Saturday 1 November 2008

hunger (d. steve mcqueen, w. mcqueen & enda walsh)

There was only one other audience member at the Coronet for the afternoon screening of Hunger. A man who chuckled to himself for no apparent reason, before engaging on muttered asides. He was four rows behind me, and when I turned around to look at him I thought for a moment it might have been McQueen himself, chuckling at moments in his artfully grim movie which no-one else was going to find funny. It wasn't, and in the end the asides began to feel a little menacing, and I moved to a seat further back.

It's slightly strange being part of an audience of two in a cinema, and as the film opened, I thought for the first time ever about the notion of cinema as prison - a confined space to which you are sentenced for the duration. For crimes you may or may not have committed. Whilst this is, natch, a fanciful, almost Frenchian piece of thinking, it's also testament to the tactile effectiveness of McQueen's film-making. Sound, colour and cinematography are used with the kind of inventiveness you'd hope an artist would provide to convey the realities of being in the Maze prison of the early 80's (and the pertinence of this realisation in terms of Guantanamo, Baghram etc, whilst never stated feels implicit). The director uses long takes and sparse dialogue to assemble (more Frenchiness) a powerful rendition of an inhumane system seeking to break its inhabitants' spirit and resistance.

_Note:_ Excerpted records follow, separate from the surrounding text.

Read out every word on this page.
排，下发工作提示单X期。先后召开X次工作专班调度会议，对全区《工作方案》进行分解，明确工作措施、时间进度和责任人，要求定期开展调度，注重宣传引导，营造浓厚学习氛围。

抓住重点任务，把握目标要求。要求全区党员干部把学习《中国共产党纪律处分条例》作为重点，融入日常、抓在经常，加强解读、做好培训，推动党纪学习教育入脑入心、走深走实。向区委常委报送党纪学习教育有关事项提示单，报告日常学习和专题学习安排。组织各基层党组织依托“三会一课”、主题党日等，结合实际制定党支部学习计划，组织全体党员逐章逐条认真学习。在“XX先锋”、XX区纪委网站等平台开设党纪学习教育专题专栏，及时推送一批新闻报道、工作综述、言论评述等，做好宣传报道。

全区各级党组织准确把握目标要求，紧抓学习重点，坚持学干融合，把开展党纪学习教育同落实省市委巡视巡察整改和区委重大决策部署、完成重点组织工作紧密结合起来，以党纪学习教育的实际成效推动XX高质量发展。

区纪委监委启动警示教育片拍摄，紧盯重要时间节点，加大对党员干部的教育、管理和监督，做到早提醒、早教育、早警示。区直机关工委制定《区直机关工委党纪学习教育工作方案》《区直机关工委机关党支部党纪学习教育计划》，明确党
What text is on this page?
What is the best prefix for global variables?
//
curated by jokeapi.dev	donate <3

The film's narrative structure is refreshingly unorthodox. The opening section describes the dirty protest and the state violence. At first it seems as though two stories are going to be counterpointed, as the life of a prison officer is dovetailed with the experiences of a new IRA prisoner. However, once Bobby Sands is introduced, he gradually comes to displace everyone else. The prison officer is shot, without the audience ever having got to know him, and the young prisoner fades out of the narrative. The film hinges on a long dialogue sequence between Sands and a Catholic priest, as the IRA man confesses, if you like, his reasons for embarking on his hunger strike. I'd been told this sequence, mostly filmed as a single take, is seventeen minutes long, and some had suggested that was pushing it. Walsh's writing is showcased, a bit like a Roach drum solo in a Coltrane track. It feels as though the intention is to create some kind of dissonance, in suddenly introducing so many words in a film of so few. This won't be everyone's cup of tea (dissonance isn't), but I found myself gripped. Apart from the fact it's a great piece of writing, McQueen's use of Walsh's words accentuates their value. Whilst McQueen's filmmaking has built up a visceral picture of the Maze, words are needed to convey the political context and also, to an extent, the psychological motivation for men to live in their own shit, as well as starve themselves to death. Language can do this in a way that images can't, and if the film has succeeded in taking you into the Maze, then you want to know why you're there, and the revelation of this information is as gripping as anything else in the film.

The final section of the narrative deals with Sands' hunger and death, and is entirely focused on him. Perhaps oddly, this felt less compelling that what had gone before. The priest in the dialogue accuses Sands of seeking martyrdom, an accusation he refutes, but the film flirts with imagery which comes straight out of the Christian iconography of sainthood. One scene in particular, when Sands' withered body is carried by a large prison officer, looks like a Pieta, and the film's concentration on the remarkable transformation of the actor Michael Fassbender's body seemed something of a distraction. (Hints of De Niro as La Motta and other noted pieces of body-acting). The transformation impies a mutation from the physical to a spiritual state, offering echoes of portraits of Saint Sebastian, the film dwelling on the Sands's sores and emaciation rather than any psychological suffering.

No matter how this last sequence affects the viewer, it's further testament to Hunger's broad agenda. This is a film about politics, but also history. The dirty protest and the hunger strikes that accompanied it are distant memories today. The IRA campaign, which for all of my youth was considered the greatest threat to civil life in the UK, has been almost forgotten. As well as reminding us of how our fears have been replaced, McQueen's film and Walsh's script remind us how it was always a part of the political process that what exactly was going on in the Maze, and who these people were, remained obscure. (Again the resonances with recent history are powerful.) Hunger opens the doors of the prison and lets us in on an old nightmare.

The number of levels McQueen's film operates on reveals a filmmaker who's both ambitious and dexterous. In addition to its political-historical agenda, Hunger is also an exploration of the relative and complementary potency of language and image, twin components of cinema's art. There are some points of comparison with Schnabel's Diving Bell and Butterfly, another piece created by an artist taking advantage of the full palette of cinema and using the restrictions of imprisonment as a creative impetus. It is to be hoped that Hunger gets good audiences, in spite of its challenging material and intransigent artistry, which won't be to everyone's tastes.

The McQueen lookalike received a phone call somewhere towards the end of the long dialogue. He got up and ambled to the back of the cinema where he took the call, making arrangements for his future. I don't think he was talking to Spielberg or Weinstein, but lets hope that someone with some film-money is talking to the real McQueen, because it will be fascinating to see what he does next.